French academies trash GM corn cancer study
A controversial study that linked genetically modified maize to cancer in lab rats is a "scientific non-event", six French scientific academies said in a rare joint statement Friday.
"This work does not enable any reliable conclusion to be drawn," they say, adding that the publicity surrounding the publication has "spread fear among the public."
The joint statement - an extremely rare event in French science - is unsigned and issued in the names of the national academies of agriculture, medicine, pharmacy, science, technology and veterinary studies.
In September a paper, whose lead author was Gilles-Eric Seralini at the University of Caen, said rats fed with US GM giant Monsanto’s NK603 corn or doses of Roundup herbicide developed tumours.

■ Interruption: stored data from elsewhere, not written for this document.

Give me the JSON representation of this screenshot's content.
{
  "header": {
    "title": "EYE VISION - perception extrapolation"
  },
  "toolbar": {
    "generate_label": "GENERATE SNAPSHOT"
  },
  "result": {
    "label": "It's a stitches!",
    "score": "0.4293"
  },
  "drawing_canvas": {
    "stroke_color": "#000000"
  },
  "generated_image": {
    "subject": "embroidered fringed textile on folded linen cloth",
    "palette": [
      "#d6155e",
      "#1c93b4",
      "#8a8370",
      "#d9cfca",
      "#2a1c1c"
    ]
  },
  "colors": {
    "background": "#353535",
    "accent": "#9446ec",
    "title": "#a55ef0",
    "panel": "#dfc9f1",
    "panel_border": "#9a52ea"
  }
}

Critics accused Seralini of manipulating the media to boost the impact of his findings and accused his experiments of statistical bias.
Two fast-track official investigations into the study are to be unveiled next Monday.
"Given the numerous gaps in methods and interpretation, the data presented in this article cannot challenge previous studies which have concluded that NK603 corn is harmless from the health point of view, as are, more generally, genetically modified plants that have been
authorised for consumption by animals and humans," the academies' statement says.
"Hyping the reputation of a scientist or a team is a serious misdemeanour when it helps to spread fear among the public that is not based on any firm conclusion,” it adds but admits that no "in-depth evaluation" has been carried out yet.